There is a special bond between Strosnider’s Bert and the queen of practically perfect herself, Mary Poppins (Katie Sheldon.) They could turn anyone’s gray and ordinary day upside down with just a spoonful of their talent and their honest, earnest, deeply true friendship. Katie Sheldon creates her own magnificent, marvelous, and truly wonderous rendering of Mary Poppins. There are subtly cheeky nods to Julie Andrews and yet the performance is solely her own. With a voice that graciously and gloriously sails through those soprano numbers like “Practically Perfect”, “Spoonful of Sugar” and “Anything Can Happen”, you are absolutely enchanted every time she sings. Carrying “Feed the Birds” to make it a gloriously shared duet, Sheldon has a deep emotional connection to each of her songs, even the fun and silly ones. But being Mary Poppins is more than just having a practically perfect voice, a spit-spot appearance, and a lively dancer’s ability (which Sheldon most definitely does; watch her during “Step in Time” because she steps right in time with every other Chimney Sweep!) Being Mary Poppins involves having the exacting balance of cheeky righteousness, tender compassion, and of course a spoonful of sugar.
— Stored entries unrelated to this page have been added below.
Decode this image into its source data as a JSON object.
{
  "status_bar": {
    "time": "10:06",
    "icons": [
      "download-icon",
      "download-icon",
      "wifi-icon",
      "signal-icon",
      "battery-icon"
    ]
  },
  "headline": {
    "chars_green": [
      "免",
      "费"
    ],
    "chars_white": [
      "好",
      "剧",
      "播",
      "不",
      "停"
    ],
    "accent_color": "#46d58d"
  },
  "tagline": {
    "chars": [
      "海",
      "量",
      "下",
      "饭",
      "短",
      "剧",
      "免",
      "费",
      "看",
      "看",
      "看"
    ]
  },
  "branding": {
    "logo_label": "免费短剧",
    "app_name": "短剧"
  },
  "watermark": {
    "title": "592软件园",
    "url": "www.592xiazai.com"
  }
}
Katie Sheldon’s Mary Poppins is exactly that. Bert may have the magic to stop and start scenes, and narrate the story, but Sheldon’s Mary Poppins has the magic to stop and start the emotional gravity of this charming Disney fairytale; she delivers a practically perfect Mary Poppins that is unforgettable.

If you reach for the stars, all you get are the stars, but GAP’s found a brand new spin, they have reached for the heavens, and they got the stars thrown in! It’s truly something that defies description, this glorious production, and honestly, the only word for it— well?


Running Time: Approximately 3 hours and 15 minutes with one intermission

Mary Poppins plays through August 11, 2019 at the Glyndon Area Players in the Sacred Heart School Auditorium— 63 Sacred Heart Lane in Glyndon, MD. Tickets are available at the door or in advance online.